Mães e Pais na 1ª Pessoa

Inês Simões 

Eu, Mãe

AS MARAVILHAS DA MATERNIDADE | CHEGOU O DIA

Algum dia tinha de ser. Foi ontem que um filho meu foi parar ao hospital por se espatifar na brincadeira. O Pedro andava empoleirado no triciclo do amiguinho, ele acelerou e o Pedro caiu para trás, a cabeça a bater no passeio.

Quando recebi o telefonema do colégio, foi o suor frio, só de ver no ecrã o nome do colégio tremo logo, alguma coisa aconteceu! Até hoje tinha sido sempre febres, ontem foi o que eu mais temia. “Vem cá ter ou encontramo-nos no hospital?” Encontramo-nos no hospital, não havia tempo a perder.

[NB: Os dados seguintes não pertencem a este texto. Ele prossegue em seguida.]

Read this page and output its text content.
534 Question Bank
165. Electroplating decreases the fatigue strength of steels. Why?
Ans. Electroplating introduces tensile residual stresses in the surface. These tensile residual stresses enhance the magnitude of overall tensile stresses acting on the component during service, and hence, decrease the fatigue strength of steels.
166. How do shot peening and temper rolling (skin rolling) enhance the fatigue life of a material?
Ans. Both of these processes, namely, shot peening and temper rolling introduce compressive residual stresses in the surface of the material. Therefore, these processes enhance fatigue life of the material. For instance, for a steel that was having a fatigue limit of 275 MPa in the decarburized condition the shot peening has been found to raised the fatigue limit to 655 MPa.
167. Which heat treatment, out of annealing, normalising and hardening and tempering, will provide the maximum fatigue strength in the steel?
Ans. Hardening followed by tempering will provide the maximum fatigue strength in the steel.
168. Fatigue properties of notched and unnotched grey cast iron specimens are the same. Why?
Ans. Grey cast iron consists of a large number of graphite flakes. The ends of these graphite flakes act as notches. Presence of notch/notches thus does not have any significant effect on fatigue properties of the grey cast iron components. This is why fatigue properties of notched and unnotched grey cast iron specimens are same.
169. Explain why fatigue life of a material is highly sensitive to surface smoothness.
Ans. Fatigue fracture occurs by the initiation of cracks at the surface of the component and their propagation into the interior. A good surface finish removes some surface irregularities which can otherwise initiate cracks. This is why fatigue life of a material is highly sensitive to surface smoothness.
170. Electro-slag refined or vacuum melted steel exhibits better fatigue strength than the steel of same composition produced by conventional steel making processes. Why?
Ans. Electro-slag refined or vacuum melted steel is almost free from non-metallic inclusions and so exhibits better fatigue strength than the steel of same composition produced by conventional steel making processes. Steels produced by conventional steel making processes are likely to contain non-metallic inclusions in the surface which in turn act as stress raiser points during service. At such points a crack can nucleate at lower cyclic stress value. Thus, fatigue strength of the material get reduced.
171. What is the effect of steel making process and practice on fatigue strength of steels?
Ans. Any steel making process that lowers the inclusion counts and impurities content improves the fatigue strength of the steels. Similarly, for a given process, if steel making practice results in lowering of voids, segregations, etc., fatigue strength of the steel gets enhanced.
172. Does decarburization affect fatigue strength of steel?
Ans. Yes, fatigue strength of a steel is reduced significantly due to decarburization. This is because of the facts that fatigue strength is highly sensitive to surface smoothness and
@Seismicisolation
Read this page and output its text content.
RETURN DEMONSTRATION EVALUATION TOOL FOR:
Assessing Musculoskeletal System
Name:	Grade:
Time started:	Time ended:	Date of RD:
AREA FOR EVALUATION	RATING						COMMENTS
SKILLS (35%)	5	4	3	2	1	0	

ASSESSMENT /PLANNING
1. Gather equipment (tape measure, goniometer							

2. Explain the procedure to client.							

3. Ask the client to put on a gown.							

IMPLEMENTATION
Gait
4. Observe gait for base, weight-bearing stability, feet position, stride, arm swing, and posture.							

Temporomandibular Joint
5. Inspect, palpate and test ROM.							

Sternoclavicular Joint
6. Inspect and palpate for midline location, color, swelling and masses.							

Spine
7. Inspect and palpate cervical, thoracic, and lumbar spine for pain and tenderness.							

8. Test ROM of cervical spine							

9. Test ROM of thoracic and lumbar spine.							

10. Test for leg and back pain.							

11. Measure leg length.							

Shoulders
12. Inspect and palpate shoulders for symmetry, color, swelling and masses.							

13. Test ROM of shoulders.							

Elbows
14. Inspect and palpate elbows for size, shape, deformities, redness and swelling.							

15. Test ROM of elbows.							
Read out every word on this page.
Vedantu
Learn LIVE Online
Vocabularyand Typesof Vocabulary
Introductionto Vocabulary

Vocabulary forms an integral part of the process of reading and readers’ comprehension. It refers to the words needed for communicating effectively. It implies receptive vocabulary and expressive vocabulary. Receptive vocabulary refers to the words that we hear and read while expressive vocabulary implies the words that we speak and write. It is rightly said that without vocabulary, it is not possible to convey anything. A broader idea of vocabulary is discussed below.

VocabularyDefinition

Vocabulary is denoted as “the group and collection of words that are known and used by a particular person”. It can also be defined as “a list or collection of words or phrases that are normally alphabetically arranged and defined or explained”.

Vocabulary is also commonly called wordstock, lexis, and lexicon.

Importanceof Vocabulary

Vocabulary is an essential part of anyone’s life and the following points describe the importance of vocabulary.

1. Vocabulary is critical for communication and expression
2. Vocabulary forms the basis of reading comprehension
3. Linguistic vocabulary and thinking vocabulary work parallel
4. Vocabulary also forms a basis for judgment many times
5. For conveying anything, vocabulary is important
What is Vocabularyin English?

Quando lá cheguei já lá estavam eles, o Pedro com gelo na nuca. Foi apenas aí que eu percebi que tinha sido na parte de baixo da cabeça, mesmo perto da nuca, até então imaginava a testa aberta. Fiquei ainda mais preocupada por ser onde foi, mas felizmente não foi nada grave, o corte foi pequeno, estancou bem, nem teve de levar pontos, o Pedro apenas estava com miminho, já nem tinha dores.

Mas como houve um traumatismo na cabeça, começou o martírio do meu marido. O protocolo obrigava a raio-x no caso do Pedro, para despistar sequelas da queda. O meu marido, sendo médico, sabe melhor do que todos por aqui o que se esconde atrás de um diagnóstico, mas muitas vezes, quantas vezes, o que se esconde atrás de um meio de diagnóstico.

Ora, o Pedro parecia bem, mas o raio-x tinha de ser feito. O raio-x tinha um risquinho que levantou uma dúvida, a mínima dúvida de ser um traumatismo mais grave. Queriam uma TAC, para ter a certeza. Veio a TAC. E não era nada.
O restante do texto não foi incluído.